Cherish the joy of Pascha. The Pascha joy fills everything, transcends everything, changes everything. It is the foundation of our Christian life. The empty tomb tore a chasm into humanity. It separated those on one side from those on the other. The first still live in the tomb, with death and sadness. The second has resurrected with Christ, into a new world, a world vibrant and sublime, where every bird and every blade of grass sings: “Christ is Risen!” Yesterday, we ended our 40 days fast. Today, we begin our forty days feast. Pascha means Passover. We pass over into a new life. Do not let the world behind extinguish the Pascha joy. Cultivate it, kindle it, feed it, from the moment you wake till the moment you sleep.

“Peter went forth, and that other disciple, and came to the sepulchre. So they ran both together: and the other disciple did outrun Peter, and came first to the sepulchre. And he stooping down, and looking in, saw the linen clothes lying; yet went he not in” (John 20:3-5).

This passage teems with energy. Mary Magdalene runs to the disciples. The disciples run to the tomb. Peter is usually the first to show up, but this time John outruns him.

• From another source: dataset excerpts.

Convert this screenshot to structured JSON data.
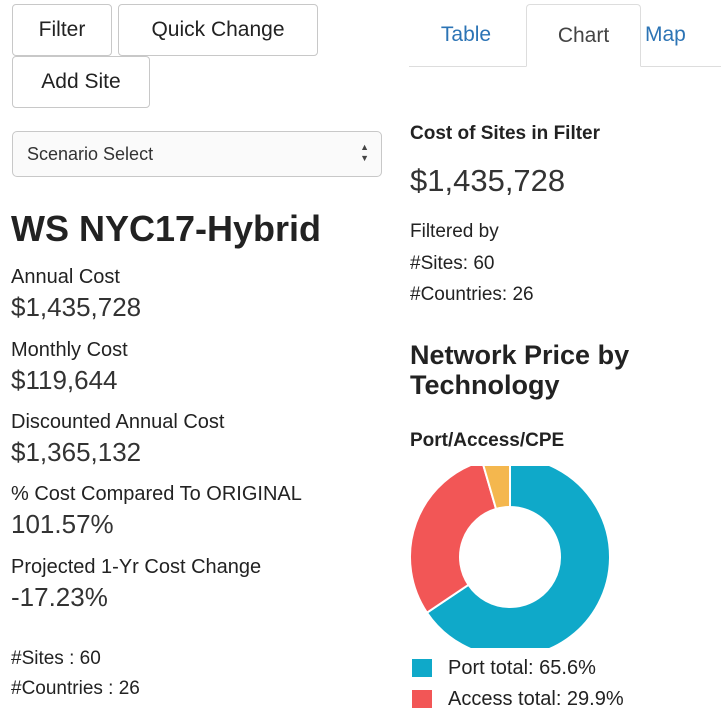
{
  "toolbar": {
    "filter_label": "Filter",
    "quick_change_label": "Quick Change",
    "add_site_label": "Add Site"
  },
  "scenario_select": {
    "selected": "Scenario Select"
  },
  "scenario": {
    "title": "WS NYC17-Hybrid",
    "stats": [
      {
        "label": "Annual Cost",
        "value": "$1,435,728"
      },
      {
        "label": "Monthly Cost",
        "value": "$119,644"
      },
      {
        "label": "Discounted Annual Cost",
        "value": "$1,365,132"
      },
      {
        "label": "% Cost Compared To ORIGINAL",
        "value": "101.57%"
      },
      {
        "label": "Projected 1-Yr Cost Change",
        "value": "-17.23%"
      }
    ],
    "sites_line": "#Sites : 60",
    "countries_line": "#Countries : 26"
  },
  "tabs": [
    {
      "label": "Table",
      "active": false
    },
    {
      "label": "Chart",
      "active": true
    },
    {
      "label": "Map",
      "active": false
    }
  ],
  "panel": {
    "cost_heading": "Cost of Sites in Filter",
    "cost_value": "$1,435,728",
    "filtered_by": "Filtered by",
    "sites": "#Sites: 60",
    "countries": "#Countries: 26",
    "chart_title": "Network Price by Technology",
    "chart_subtitle": "Port/Access/CPE"
  },
  "chart_data": {
    "type": "pie",
    "title": "Port/Access/CPE",
    "donut": true,
    "series": [
      {
        "name": "Port total",
        "value": 65.6,
        "color": "#0fa9c9"
      },
      {
        "name": "Access total",
        "value": 29.9,
        "color": "#f25656"
      },
      {
        "name": "",
        "value": 4.5,
        "color": "#f4b74e"
      }
    ],
    "legend": [
      {
        "label": "Port total: 65.6%",
        "color": "#0fa9c9"
      },
      {
        "label": "Access total: 29.9%",
        "color": "#f25656"
      }
    ]
  }
}
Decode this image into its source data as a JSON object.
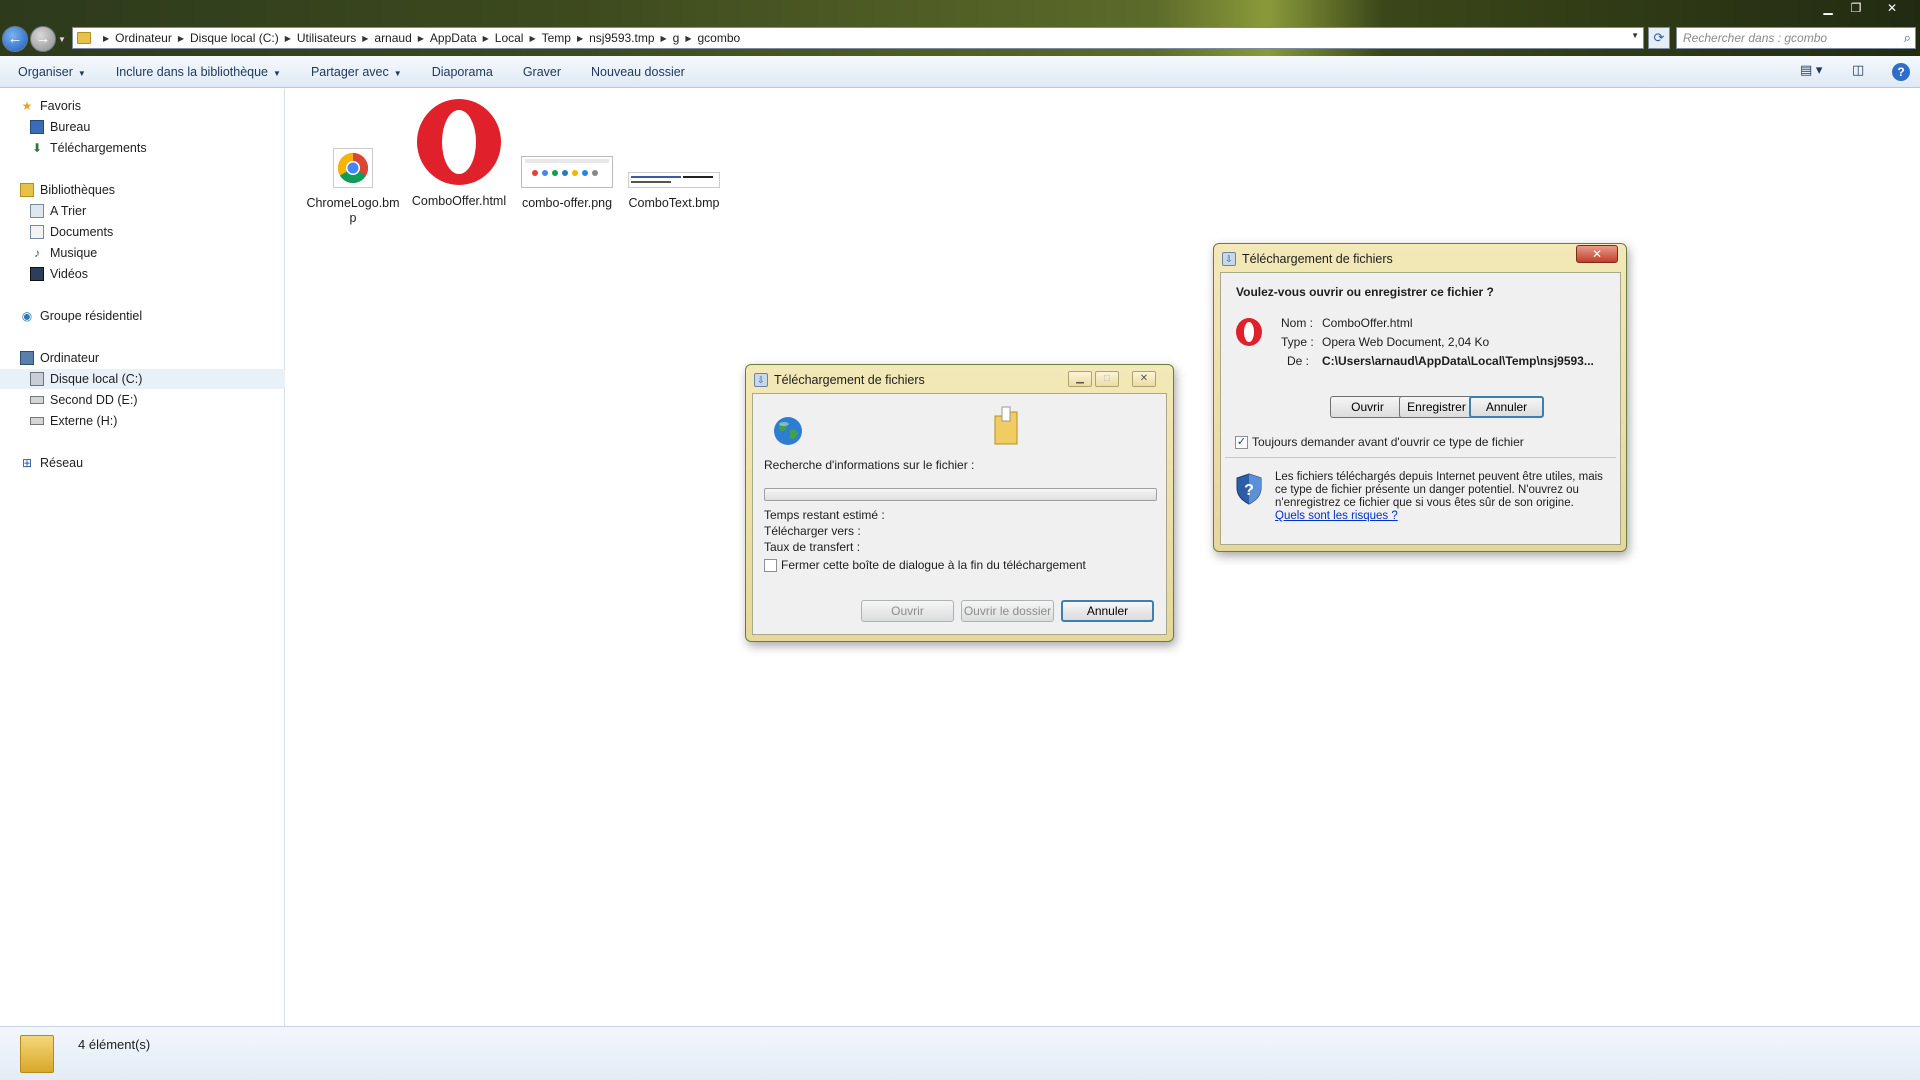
{
  "window": {
    "minimize": "▁",
    "maximize": "❐",
    "close": "✕"
  },
  "nav": {
    "back": "←",
    "forward": "→"
  },
  "address": {
    "crumbs": [
      "Ordinateur",
      "Disque local (C:)",
      "Utilisateurs",
      "arnaud",
      "AppData",
      "Local",
      "Temp",
      "nsj9593.tmp",
      "g",
      "gcombo"
    ]
  },
  "search": {
    "placeholder": "Rechercher dans : gcombo"
  },
  "toolbar": {
    "organize": "Organiser",
    "include": "Inclure dans la bibliothèque",
    "share": "Partager avec",
    "slideshow": "Diaporama",
    "burn": "Graver",
    "new_folder": "Nouveau dossier"
  },
  "sidebar": {
    "favorites": "Favoris",
    "desktop": "Bureau",
    "downloads": "Téléchargements",
    "libraries": "Bibliothèques",
    "atrier": "A Trier",
    "documents": "Documents",
    "music": "Musique",
    "videos": "Vidéos",
    "homegroup": "Groupe résidentiel",
    "computer": "Ordinateur",
    "local_disk": "Disque local (C:)",
    "second_dd": "Second DD (E:)",
    "external": "Externe (H:)",
    "network": "Réseau"
  },
  "files": [
    {
      "name": "ChromeLogo.bmp"
    },
    {
      "name": "ComboOffer.html"
    },
    {
      "name": "combo-offer.png"
    },
    {
      "name": "ComboText.bmp"
    }
  ],
  "status": {
    "count": "4 élément(s)"
  },
  "progress_dialog": {
    "title": "Téléchargement de fichiers",
    "searching": "Recherche d'informations sur le fichier :",
    "time_left": "Temps restant estimé :",
    "download_to": "Télécharger vers :",
    "transfer_rate": "Taux de transfert :",
    "close_when_done": "Fermer cette boîte de dialogue à la fin du téléchargement",
    "close_checked": false,
    "open": "Ouvrir",
    "open_folder": "Ouvrir le dossier",
    "cancel": "Annuler",
    "progress": 0
  },
  "open_save_dialog": {
    "title": "Téléchargement de fichiers",
    "question": "Voulez-vous ouvrir ou enregistrer ce fichier ?",
    "name_label": "Nom :",
    "name_value": "ComboOffer.html",
    "type_label": "Type :",
    "type_value": "Opera Web Document, 2,04 Ko",
    "from_label": "De :",
    "from_value": "C:\\Users\\arnaud\\AppData\\Local\\Temp\\nsj9593...",
    "open": "Ouvrir",
    "save": "Enregistrer",
    "cancel": "Annuler",
    "always_ask": "Toujours demander avant d'ouvrir ce type de fichier",
    "always_ask_checked": true,
    "warning": "Les fichiers téléchargés depuis Internet peuvent être utiles, mais ce type de fichier présente un danger potentiel. N'ouvrez ou n'enregistrez ce fichier que si vous êtes sûr de son origine.",
    "risks_link": "Quels sont les risques ?"
  },
  "colors": {
    "accent": "#1e395b",
    "dialog_frame": "#e6d79a",
    "opera_red": "#e0202a",
    "link": "#0033cc"
  }
}
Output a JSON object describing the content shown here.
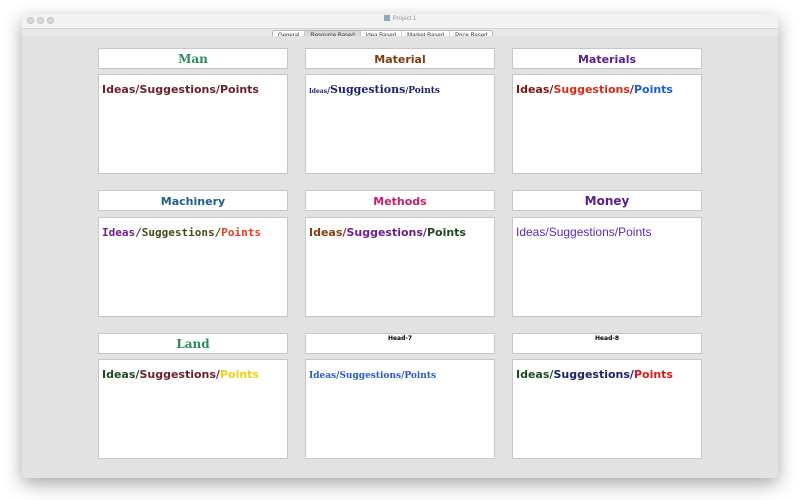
{
  "window": {
    "title": "Project 1"
  },
  "tabs": [
    {
      "label": "General",
      "selected": false
    },
    {
      "label": "Resource Based",
      "selected": true
    },
    {
      "label": "Idea Based",
      "selected": false
    },
    {
      "label": "Market Based",
      "selected": false
    },
    {
      "label": "Price Based",
      "selected": false
    }
  ],
  "cards": [
    {
      "heading": "Man",
      "heading_color": "#2e8b57",
      "text": {
        "w1": "Ideas",
        "s1": "/",
        "w2": "Suggestions",
        "s2": "/",
        "w3": "Points"
      },
      "colors": {
        "w1": "#6b1f2a",
        "s1": "#6b1f2a",
        "w2": "#6b1f2a",
        "s2": "#6b1f2a",
        "w3": "#6b1f2a"
      }
    },
    {
      "heading": "Material",
      "heading_color": "#7a3e14",
      "text": {
        "w1": "Ideas",
        "s1": "/",
        "w2": "Suggestions",
        "s2": "/",
        "w3": "Points"
      },
      "colors": {
        "w1": "#1a2466",
        "s1": "#1a2466",
        "w2": "#1a2466",
        "s2": "#1a2466",
        "w3": "#1a2466"
      }
    },
    {
      "heading": "Materials",
      "heading_color": "#5a1f8a",
      "text": {
        "w1": "Ideas",
        "s1": "/",
        "w2": "Suggestions",
        "s2": "/",
        "w3": "Points"
      },
      "colors": {
        "w1": "#7a1414",
        "s1": "#7a1414",
        "w2": "#d42c1c",
        "s2": "#7a1414",
        "w3": "#1c5cd4"
      }
    },
    {
      "heading": "Machinery",
      "heading_color": "#1f5f8a",
      "text": {
        "w1": "Ideas",
        "s1": "/",
        "w2": "Suggestions",
        "s2": "/",
        "w3": "Points"
      },
      "colors": {
        "w1": "#6a1f8a",
        "s1": "#4a4a1a",
        "w2": "#4a4a1a",
        "s2": "#4a4a1a",
        "w3": "#e83a1c"
      }
    },
    {
      "heading": "Methods",
      "heading_color": "#c41f6a",
      "text": {
        "w1": "Ideas",
        "s1": "/",
        "w2": "Suggestions",
        "s2": "/",
        "w3": "Points"
      },
      "colors": {
        "w1": "#8a3a14",
        "s1": "#8a3a14",
        "w2": "#6a1f8a",
        "s2": "#6a1f8a",
        "w3": "#1f4a1f"
      }
    },
    {
      "heading": "Money",
      "heading_color": "#5a1f8a",
      "text": {
        "w1": "Ideas",
        "s1": "/",
        "w2": "Suggestions",
        "s2": "/",
        "w3": "Points"
      },
      "colors": {
        "w1": "#5a2ab4",
        "s1": "#5a2ab4",
        "w2": "#5a2ab4",
        "s2": "#5a2ab4",
        "w3": "#5a2ab4"
      }
    },
    {
      "heading": "Land",
      "heading_color": "#2e8b57",
      "text": {
        "w1": "Ideas",
        "s1": "/",
        "w2": "Suggestions",
        "s2": "/",
        "w3": "Points"
      },
      "colors": {
        "w1": "#1f4a1f",
        "s1": "#1f4a1f",
        "w2": "#6b1f2a",
        "s2": "#6b1f2a",
        "w3": "#e8d41c"
      }
    },
    {
      "heading": "Head-7",
      "heading_color": "#000000",
      "text": {
        "w1": "Ideas",
        "s1": "/",
        "w2": "Suggestions",
        "s2": "/",
        "w3": "Points"
      },
      "colors": {
        "w1": "#2a5ac4",
        "s1": "#2a5ac4",
        "w2": "#2a5ac4",
        "s2": "#2a5ac4",
        "w3": "#2a5ac4"
      }
    },
    {
      "heading": "Head-8",
      "heading_color": "#000000",
      "text": {
        "w1": "Ideas",
        "s1": "/",
        "w2": "Suggestions",
        "s2": "/",
        "w3": "Points"
      },
      "colors": {
        "w1": "#1f4a1f",
        "s1": "#1f4a1f",
        "w2": "#1a2466",
        "s2": "#1a2466",
        "w3": "#d41c1c"
      }
    }
  ]
}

They arrive and the tomb is empty. What is it about this empty tomb? Take a moment and put yourself in their shoes. How would you feel? Shocked, exuberant, confused, doubting, celebrating, wondering…What has happened?

“Then cometh Simon Peter following him, and went into the sepulcher, and seeth the linen clothes lie, And the napkin, that was about his head, not lying with the linen clothes, but wrapped together in a place by itself (John 20:6-7).

What is it about this empty tomb? Christ is not there. Something in my heart always aches a little at this passage. Where is Christ? Could he not have waited to meet the disciples? Instead, he is gone. It is quiet. You cannot help but yearn for more. The empty tomb is the essence of hope. You are almost there, but not quite yet. The first rays of the sun start to shine, everything is touched by its soft light, but the sun has not fully risen. There is more to come.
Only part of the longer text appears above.